Movies to Renew Your Sense of Wonder

I caught Interstellar  over the weekend and was mesmerized for the entire three hour runtime. Coop the astronaut/farmer falls goes exploring and falls down a series of rabbit holes that take him far from home. It’s a movie that celebrates exploration and continually triggered my sense of wonder if only because none of the protagonists are fearless action heroes but all too human in their desires to return home safely and be re-united with families and loved ones.  I don’t want to say too much about the plot not because of all of the twists and turns but I think the movie is best appreciated by not knowing how it’s going to turn out.

It reminded me of two other movies about interstellar travel: Contact (1997) and 2001 A Space Odyssey (1968). They are very different films, but both are about exploration and transcending the limits of our current horizon. All three of these films are concerned as much with the survival of humanity as the personal journey of an astronaut across the galaxy.

I was trying to think of other movies that made me look up from the day to day, clearing the cobwebs of my daily concerns and I came up with two other science fiction / fantasy movies:

  • The Matrix (1999) I hadn’t read much about the premise of the film when I saw it and it was a completely absorbing mystery: the first half trying to figure out what was going on and the second half  completely unsure where the story would go next.
  • Harry Potter and the Philosopher’s Stone (2001) I wasn’t sure what to expect, I had not read the books. Rowling had crafted a  fully worked out system of magic that was part fairy tale and part a real depiction of evil at work in the world that led me to see the movie twice in the same day.
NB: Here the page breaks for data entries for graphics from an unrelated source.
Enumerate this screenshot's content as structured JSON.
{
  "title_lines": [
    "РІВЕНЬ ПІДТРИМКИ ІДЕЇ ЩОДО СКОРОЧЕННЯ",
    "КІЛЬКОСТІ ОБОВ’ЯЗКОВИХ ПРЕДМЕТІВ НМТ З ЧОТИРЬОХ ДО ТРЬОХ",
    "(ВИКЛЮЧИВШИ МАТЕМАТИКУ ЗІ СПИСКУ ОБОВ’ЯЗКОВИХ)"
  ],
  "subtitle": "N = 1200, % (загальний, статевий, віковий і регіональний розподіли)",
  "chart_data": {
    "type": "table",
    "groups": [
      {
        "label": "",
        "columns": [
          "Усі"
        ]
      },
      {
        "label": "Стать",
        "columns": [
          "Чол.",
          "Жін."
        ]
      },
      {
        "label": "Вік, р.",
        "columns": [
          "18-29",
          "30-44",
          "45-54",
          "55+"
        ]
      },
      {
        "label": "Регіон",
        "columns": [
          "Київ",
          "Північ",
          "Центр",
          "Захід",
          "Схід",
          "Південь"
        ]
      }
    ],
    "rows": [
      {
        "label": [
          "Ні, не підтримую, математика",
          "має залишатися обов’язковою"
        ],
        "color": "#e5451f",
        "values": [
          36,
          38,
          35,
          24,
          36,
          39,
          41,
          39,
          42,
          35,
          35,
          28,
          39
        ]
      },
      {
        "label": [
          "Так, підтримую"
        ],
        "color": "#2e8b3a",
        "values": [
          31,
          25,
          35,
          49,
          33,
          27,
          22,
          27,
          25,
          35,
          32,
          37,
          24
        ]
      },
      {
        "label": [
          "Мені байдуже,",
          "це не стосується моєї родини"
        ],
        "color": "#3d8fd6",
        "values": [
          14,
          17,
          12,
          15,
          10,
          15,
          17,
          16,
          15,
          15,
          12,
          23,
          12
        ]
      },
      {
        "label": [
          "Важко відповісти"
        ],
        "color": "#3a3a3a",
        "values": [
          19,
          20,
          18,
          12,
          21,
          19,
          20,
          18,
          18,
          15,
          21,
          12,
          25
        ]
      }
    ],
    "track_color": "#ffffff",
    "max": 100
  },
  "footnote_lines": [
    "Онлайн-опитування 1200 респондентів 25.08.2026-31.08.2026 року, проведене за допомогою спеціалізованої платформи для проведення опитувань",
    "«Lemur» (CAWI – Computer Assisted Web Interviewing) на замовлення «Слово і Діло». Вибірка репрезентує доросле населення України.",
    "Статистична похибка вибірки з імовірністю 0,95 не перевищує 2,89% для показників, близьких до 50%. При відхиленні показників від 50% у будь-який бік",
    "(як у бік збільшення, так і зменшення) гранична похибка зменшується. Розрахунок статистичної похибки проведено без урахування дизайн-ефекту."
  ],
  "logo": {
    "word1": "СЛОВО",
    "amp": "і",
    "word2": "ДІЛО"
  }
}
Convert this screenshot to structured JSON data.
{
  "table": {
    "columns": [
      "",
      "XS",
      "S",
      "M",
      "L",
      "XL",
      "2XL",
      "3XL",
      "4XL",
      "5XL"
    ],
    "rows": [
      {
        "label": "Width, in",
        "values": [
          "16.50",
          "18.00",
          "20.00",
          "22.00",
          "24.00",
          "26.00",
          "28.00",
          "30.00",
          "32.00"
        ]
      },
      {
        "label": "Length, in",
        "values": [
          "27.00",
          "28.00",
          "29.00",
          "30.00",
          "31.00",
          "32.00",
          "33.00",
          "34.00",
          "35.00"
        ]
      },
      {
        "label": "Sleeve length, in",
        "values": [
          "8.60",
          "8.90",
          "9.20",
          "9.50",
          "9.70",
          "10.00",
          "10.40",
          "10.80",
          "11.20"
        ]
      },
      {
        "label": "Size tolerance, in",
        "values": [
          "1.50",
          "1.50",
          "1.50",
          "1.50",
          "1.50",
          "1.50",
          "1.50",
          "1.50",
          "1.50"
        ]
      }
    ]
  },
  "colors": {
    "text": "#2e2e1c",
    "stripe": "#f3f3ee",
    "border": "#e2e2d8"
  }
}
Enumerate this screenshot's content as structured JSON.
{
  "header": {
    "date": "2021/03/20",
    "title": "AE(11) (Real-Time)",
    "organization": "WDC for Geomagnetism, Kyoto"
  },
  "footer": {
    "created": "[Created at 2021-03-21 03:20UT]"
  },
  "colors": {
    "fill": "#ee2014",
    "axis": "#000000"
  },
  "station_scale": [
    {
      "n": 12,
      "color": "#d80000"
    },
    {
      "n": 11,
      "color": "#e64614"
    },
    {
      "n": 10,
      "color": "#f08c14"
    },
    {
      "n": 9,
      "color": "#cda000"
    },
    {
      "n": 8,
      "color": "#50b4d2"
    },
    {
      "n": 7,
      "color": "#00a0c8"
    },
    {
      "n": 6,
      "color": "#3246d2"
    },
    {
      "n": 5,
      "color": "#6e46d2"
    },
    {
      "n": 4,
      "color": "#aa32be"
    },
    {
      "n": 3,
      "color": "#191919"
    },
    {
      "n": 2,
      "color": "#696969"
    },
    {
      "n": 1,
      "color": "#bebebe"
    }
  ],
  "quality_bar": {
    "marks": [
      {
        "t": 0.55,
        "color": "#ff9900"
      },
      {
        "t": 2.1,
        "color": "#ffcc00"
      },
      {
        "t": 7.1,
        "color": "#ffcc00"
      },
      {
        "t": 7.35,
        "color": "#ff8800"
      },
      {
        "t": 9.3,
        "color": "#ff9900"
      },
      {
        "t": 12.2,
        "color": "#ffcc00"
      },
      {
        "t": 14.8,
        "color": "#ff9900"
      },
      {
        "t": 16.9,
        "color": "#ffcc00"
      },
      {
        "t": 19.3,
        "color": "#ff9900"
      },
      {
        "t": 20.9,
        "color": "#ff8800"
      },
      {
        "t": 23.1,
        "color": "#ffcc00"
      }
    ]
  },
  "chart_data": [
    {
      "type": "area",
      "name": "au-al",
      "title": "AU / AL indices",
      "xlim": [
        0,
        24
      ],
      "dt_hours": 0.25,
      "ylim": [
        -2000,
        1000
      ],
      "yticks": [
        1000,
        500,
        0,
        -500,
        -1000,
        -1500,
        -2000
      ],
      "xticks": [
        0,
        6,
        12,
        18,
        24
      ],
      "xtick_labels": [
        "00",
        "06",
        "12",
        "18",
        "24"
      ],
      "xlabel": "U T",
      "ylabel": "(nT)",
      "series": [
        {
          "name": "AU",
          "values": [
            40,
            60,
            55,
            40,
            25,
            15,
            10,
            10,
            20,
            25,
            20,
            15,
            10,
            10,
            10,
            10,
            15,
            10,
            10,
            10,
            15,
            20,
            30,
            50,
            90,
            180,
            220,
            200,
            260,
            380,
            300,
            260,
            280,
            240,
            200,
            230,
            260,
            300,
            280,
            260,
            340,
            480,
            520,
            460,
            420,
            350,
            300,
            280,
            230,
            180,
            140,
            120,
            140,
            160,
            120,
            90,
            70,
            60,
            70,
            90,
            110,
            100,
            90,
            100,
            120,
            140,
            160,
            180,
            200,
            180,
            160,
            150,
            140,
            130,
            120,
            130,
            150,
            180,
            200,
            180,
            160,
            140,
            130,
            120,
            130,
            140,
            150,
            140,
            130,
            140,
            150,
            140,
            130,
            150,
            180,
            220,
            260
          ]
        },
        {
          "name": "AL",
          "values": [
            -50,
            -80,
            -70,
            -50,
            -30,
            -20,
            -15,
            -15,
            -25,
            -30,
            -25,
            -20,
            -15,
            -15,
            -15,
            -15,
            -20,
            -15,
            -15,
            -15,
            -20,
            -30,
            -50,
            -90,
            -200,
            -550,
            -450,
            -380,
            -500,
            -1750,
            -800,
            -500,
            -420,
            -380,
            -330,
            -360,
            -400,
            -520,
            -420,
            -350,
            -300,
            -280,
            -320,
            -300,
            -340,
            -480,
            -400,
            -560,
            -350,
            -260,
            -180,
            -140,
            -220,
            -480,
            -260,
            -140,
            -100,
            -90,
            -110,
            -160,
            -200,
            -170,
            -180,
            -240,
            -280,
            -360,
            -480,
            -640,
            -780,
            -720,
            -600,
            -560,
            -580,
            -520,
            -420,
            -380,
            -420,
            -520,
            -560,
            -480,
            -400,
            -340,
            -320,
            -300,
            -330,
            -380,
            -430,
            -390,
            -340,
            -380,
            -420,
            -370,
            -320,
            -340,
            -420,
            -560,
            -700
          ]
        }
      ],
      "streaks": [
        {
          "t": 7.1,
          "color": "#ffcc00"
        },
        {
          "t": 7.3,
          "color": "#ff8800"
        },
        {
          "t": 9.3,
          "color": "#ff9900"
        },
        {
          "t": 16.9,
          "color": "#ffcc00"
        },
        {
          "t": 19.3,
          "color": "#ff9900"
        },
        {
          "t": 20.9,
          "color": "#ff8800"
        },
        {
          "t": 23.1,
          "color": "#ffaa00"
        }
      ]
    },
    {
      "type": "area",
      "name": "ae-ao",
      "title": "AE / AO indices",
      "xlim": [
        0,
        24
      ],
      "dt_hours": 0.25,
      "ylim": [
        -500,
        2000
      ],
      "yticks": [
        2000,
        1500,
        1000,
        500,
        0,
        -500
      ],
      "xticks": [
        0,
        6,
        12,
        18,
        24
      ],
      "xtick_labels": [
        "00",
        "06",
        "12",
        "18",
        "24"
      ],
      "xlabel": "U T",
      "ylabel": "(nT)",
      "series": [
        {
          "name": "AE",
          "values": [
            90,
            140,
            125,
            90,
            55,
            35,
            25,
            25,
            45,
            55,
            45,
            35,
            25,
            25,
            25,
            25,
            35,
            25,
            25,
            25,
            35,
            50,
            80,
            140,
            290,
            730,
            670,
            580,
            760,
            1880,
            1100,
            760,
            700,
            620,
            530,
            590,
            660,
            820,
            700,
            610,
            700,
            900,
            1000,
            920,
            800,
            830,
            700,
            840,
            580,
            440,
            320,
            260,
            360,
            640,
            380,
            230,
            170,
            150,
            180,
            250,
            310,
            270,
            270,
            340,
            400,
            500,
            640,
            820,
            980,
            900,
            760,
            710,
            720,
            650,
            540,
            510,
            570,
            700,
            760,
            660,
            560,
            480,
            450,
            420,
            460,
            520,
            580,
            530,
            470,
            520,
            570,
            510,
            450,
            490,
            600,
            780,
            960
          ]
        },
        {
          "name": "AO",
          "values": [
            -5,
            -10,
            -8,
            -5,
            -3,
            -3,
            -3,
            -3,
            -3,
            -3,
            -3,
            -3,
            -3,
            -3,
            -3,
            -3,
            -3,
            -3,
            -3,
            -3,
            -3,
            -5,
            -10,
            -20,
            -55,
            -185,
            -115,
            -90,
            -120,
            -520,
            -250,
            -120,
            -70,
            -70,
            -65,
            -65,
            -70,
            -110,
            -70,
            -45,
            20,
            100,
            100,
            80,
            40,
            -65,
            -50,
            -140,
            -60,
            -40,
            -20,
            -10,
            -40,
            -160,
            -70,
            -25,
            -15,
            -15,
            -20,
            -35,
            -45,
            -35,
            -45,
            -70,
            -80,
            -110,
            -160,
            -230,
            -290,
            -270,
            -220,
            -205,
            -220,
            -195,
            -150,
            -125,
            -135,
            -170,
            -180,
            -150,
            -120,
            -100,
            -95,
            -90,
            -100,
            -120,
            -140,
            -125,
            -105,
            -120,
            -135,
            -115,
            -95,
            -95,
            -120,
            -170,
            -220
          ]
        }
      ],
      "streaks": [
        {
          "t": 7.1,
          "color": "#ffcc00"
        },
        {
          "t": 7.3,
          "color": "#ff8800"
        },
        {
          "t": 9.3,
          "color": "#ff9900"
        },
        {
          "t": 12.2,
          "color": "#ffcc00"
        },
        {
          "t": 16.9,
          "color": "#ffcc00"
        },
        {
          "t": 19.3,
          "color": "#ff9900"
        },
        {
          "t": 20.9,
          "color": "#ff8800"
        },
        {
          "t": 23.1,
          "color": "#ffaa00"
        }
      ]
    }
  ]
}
After I had slept on it I realized that there were two others I had found captivating that are based on the real events of our first steps into space:

  • The Right Stuff (1983) Watching one of the early scenes that shows Chuck Yeager on fair and bailing out of a plane more than 10 miles off the ground and realizing in the back of my mind that this had actually happened and he had lived–and was still alive–put so many “action movie” scenes to shame.
  • Apollo 13 (1995) There are two fantastic scenes in this movie, one about what it means to be an engineer, and one a pilot. The first is when they dump a duplicate set of all of the miscellaneous material in the capsule onto a table and tell the engineering team they don’t but they have to figure out how to build an assembly that will fit a square peg in a round hole and then radio the instructions verbally to the astronauts.  The second is an interview that’s shown in passing:

    Television Reporter: Is there a specific instance in an airplane emergency when you can recall fear?
    Jim Lovell: Uh well, I’ll tell ya, I remember this one time – I’m in a Banshee at night in combat conditions, so there’s no running lights on the carrier. It was the Shrangri-La, and we were in the Sea of Japan and my radar had jammed, and my homing signal was gone… because somebody in Japan was actually using the same frequency. And so it was – it was leading me away from where I was supposed to be. And I’m lookin’ down at a big, black ocean, so I flip on my map light, and then suddenly: zap. Everything shorts out right there in my cockpit. All my instruments are gone. My lights are gone. And I can’t even tell now what my altitude is. I know I’m running out of fuel, so I’m thinking about ditching in the ocean. And I, I look down there, and then in the darkness there’s this uh, there’s this green trail. It’s like a long carpet that’s just laid out right beneath me. And it was the algae, right? It was that phosphorescent stuff that gets churned up in the wake of a big ship. And it was – it was – it was leading me home. You know? If my cockpit lights hadn’t shorted out, there’s no way I’d ever been able to see that. So uh, you, uh, never know… what… what events are to transpire to get you home.

If you haven’t seen it already I would catch Interstellar in the theaters over the holidays and if that doesn’t do enough to renew your sense of wonder I would rent one or more of these other films.

“The Earth reminded us of a Christmas tree ornament hanging in the blackness of space. As we got farther and farther away it diminished in size. Finally it shrank to the size of a marble, the most beautiful marble you can imagine.”